A principios de la década de los 40 del siglo pasado, uno de los grandes ceramistas de la arqueología mexicana, el profesor Eduardo Noguera Auza, destacaba la gran riqueza de formas y decoraciones presentes en las lozas manufacturadas por los grupos purépechas asentados en la región de Pátzcuaro.
Similar a lo ocurrido con los mexicas en el área del Altiplano, los también llamados tarascos, comenzaron una actividad de expansión militar que les permitió controlar diversos territorios, tanto en zonas altas con clima templado, así como en tierra caliente. Su presencia se hace evidente por las diversas muestras de material cerámico documentado, en la que destacan vasijas miniaturas, piezas que se consideran diagnósticas del grupo.
Entre las formas más recurrentes descritas en la bibliografía especializadas encontramos cajetes trípodes con soportes sólidos de “uña”, es decir, con forma curva sencilla. En el caso de esta pieza, observamos una vasija de pequeñas proporciones con un cuerpo curvo convergente de borde redondeado. El fondo es cóncavo y de este se desprenden, a manera de aplicación, los tres apoyos previamente mencionados.
El tratamiento de superficie devela un acabado bruñido, que se logra por el uso de un engobe de tonalidad anaranjada. Resulta interesante la decoración visible en los soportes y en el cuerpo exterior, este último en mejor estado de conservación.
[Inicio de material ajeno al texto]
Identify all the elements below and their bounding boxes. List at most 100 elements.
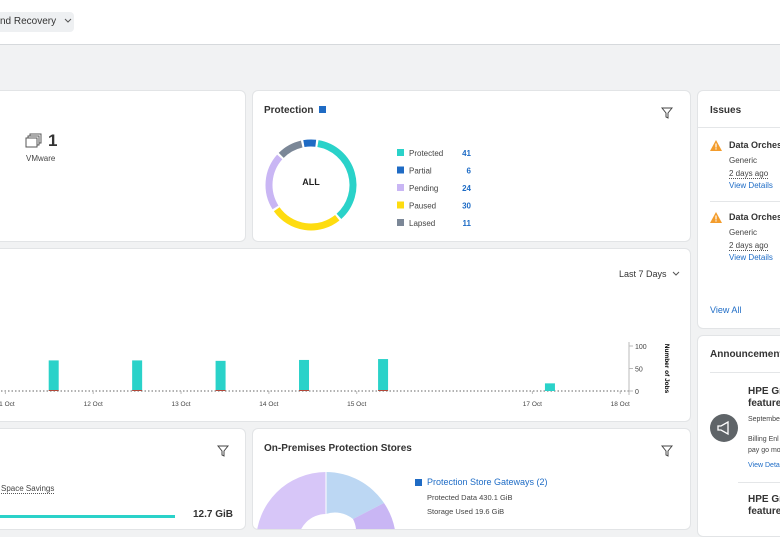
legend-swatch	[397, 219, 404, 226]
legend-label: Paused	[409, 202, 436, 211]
warning-icon	[710, 140, 722, 151]
x-tick-label: 13 Oct	[171, 401, 190, 408]
vm-label: VMware	[26, 154, 56, 163]
x-tick-label: 14 Oct	[259, 401, 278, 408]
line: HPE Gr	[748, 494, 780, 505]
protection-title: Protection	[264, 105, 327, 116]
donut-center-label: ALL	[302, 177, 320, 187]
bar	[378, 390, 389, 391]
legend-swatch	[415, 479, 422, 486]
x-tick-label: 11 Oct	[0, 401, 15, 408]
announcement-title: HPE Gr feature	[748, 386, 780, 410]
megaphone-icon	[710, 414, 738, 442]
issue-title: Data Orchest	[729, 140, 780, 150]
divider	[710, 372, 780, 373]
bar	[132, 390, 143, 391]
x-tick-label: 12 Oct	[84, 401, 103, 408]
announcement-link[interactable]: View Deta	[748, 462, 780, 469]
jobs-card: Last 7 Days 0 50 100 Number of Jobs 11 Oct 12…	[0, 248, 691, 422]
donut-segment	[265, 154, 283, 210]
bar	[299, 390, 310, 391]
issues-title: Issues	[710, 105, 742, 116]
protection-card: Protection ALL Protected 41 Partial 6 Pendin…	[252, 90, 691, 242]
legend-value: 11	[463, 219, 472, 228]
divider	[738, 482, 780, 483]
y2-tick-label: 0	[635, 389, 639, 396]
line: feature	[748, 506, 780, 517]
bar	[299, 359, 310, 391]
range-selector[interactable]: Last 7 Days	[619, 269, 680, 279]
legend-swatch	[397, 166, 404, 174]
legend-label: Pending	[409, 184, 438, 193]
legend-value: 41	[462, 149, 471, 158]
donut-segment	[273, 207, 340, 231]
announcement-body: Billing Enl pay go mo	[748, 434, 780, 456]
savings-label: Space Savings	[1, 484, 55, 494]
y2-tick-label: 100	[635, 344, 647, 351]
range-label: Last 7 Days	[619, 269, 667, 279]
chevron	[64, 18, 72, 23]
issue-type: Generic	[729, 156, 758, 165]
savings-card: Space Savings 12.7 GiB	[0, 428, 246, 530]
issue-time: 2 days ago	[729, 169, 769, 179]
bar	[215, 390, 226, 391]
line: Billing Enl	[748, 436, 779, 443]
chevron	[672, 271, 680, 276]
top-bar	[0, 0, 780, 45]
filter-icon[interactable]	[661, 445, 673, 457]
jobs-chart: 0 50 100 Number of Jobs 11 Oct 12 Oct 13 Oct 14…	[0, 342, 670, 408]
title-text: Protection	[264, 105, 314, 116]
app-switcher[interactable]: nd Recovery	[0, 12, 74, 32]
x-tick-label: 15 Oct	[347, 401, 366, 408]
bar	[48, 390, 59, 391]
protection-chart: ALL Protected 41 Partial 6 Pending 24 Paused 30…	[265, 139, 472, 231]
divider	[698, 127, 780, 128]
legend-value: 6	[467, 167, 472, 176]
bar	[378, 359, 389, 391]
legend-value: 24	[462, 184, 471, 193]
line: pay go mo	[748, 447, 780, 454]
legend-value: 30	[462, 202, 471, 211]
filter-icon[interactable]	[217, 445, 229, 457]
legend-label[interactable]: Protection Store Gateways (2)	[427, 477, 548, 487]
filter-icon[interactable]	[661, 107, 673, 119]
announcement-title: HPE Gr feature	[748, 494, 780, 518]
stores-title: On-Premises Protection Stores	[264, 443, 412, 454]
summary-card: 1 VMware	[0, 90, 246, 242]
protected-data: Protected Data 430.1 GiB	[427, 493, 513, 502]
legend-label: Lapsed	[409, 219, 435, 228]
x-tick-label: 17 Oct	[523, 401, 542, 408]
vm-icon	[25, 133, 42, 148]
line: HPE Gr	[748, 386, 780, 397]
y2-tick-label: 50	[635, 367, 643, 374]
bar	[544, 383, 555, 391]
x-tick-label: 18 Oct	[611, 401, 630, 408]
issue-title: Data Orchest	[729, 212, 780, 222]
issue-link[interactable]: View Details	[729, 181, 773, 190]
info-badge	[319, 106, 327, 113]
legend-swatch	[397, 149, 404, 156]
issues-card: Issues View All Data Orchest Generic 2 day…	[697, 90, 780, 329]
view-all[interactable]: View All	[710, 305, 742, 315]
legend-swatch	[397, 201, 404, 209]
warning-icon	[710, 212, 722, 223]
donut-segment	[303, 139, 317, 148]
legend-swatch	[397, 184, 404, 191]
legend-label: Partial	[409, 167, 432, 176]
bar	[215, 360, 226, 391]
donut-segment	[317, 140, 357, 219]
vm-count: 1	[48, 131, 58, 150]
legend-label: Protected	[409, 149, 443, 158]
issue-link[interactable]: View Details	[729, 253, 773, 262]
bar	[48, 360, 59, 391]
issue-time: 2 days ago	[729, 241, 769, 251]
line: feature	[748, 398, 780, 409]
donut-segment	[278, 140, 303, 158]
pie-segment	[257, 472, 326, 529]
y2-axis-label: Number of Jobs	[663, 344, 670, 394]
storage-used: Storage Used 19.6 GiB	[427, 507, 505, 516]
stores-card: On-Premises Protection Stores Protection…	[252, 428, 691, 530]
savings-bar	[0, 515, 175, 518]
Destacan su bicromía con las tonalidades negro y rojo, obtenidas de la magnetita y la hematita respectivamente. Las formas ondulantes que más adelante se precisan, se hicieron por medio de la técnica al negativo, ornato fuertemente arraigado en el Occidente mesoamericano.
El resultado de este procedimiento decorativo, se vislumbra en una banda rectangular de tono negro, que inicia en el labio de la vasija y finaliza en la parte media. En una de sus secciones se observa la falla del negativo sobre la pieza, muy posiblemente efectuada durante el proceso de cocción.
En el tema iconográfico, destacan una serie de trazos helicoidales a manera de grecas, que se direccionan de abajo hacia arriba, de derecha a izquierda. En comparativa con las representaciones plásticas del Posclásico Tardío (1200-1521 d.C.), dichos signos colocados de manera subsecuente, se asocian a dos elementos íntimamente relacionados con el agua.
En primera instancia tenemos a las nubes, hidrometeoro propiciador de la lluvia con un marcado vínculo con las montañas y el viento, es decir, líquido fundamental para el ejercicio agrícola de temporal.
La segunda se asocia con el agua terrestre, aquella que está corriendo y en su movimiento genera una franja espumosa, que ostenta la forma de unas grecas. Esta solución artística se identifica desde el Clásico Temprano (200-650 d.C.), dentro del repertorio pictórico de Teotihuacan. Muestra de ello son los reconocidos murales de Tetitla, donde un personaje sumergido en agua, representado por líneas ondulantes que cruzan transversalmente, poseen como marco un conjunto de grecas subsecuentes. Para el Posclásico, la solución plástica poco varía y en diversos códices como el Borgia, Fejérváry-Mayer o Laud, es posible observarlos con la misma intención, es decir, aludir a espacios hídricos en tránsito.
Por tanto, estamos frente a un trabajo en donde el alfarero, buscó perpetuar una sustancia antagónica de la pasividad. Siempre en movimiento, el agua en el México antiguo, se intentó aprehender de diversas formas y en el arte se encontró una fórmula para hacerlo.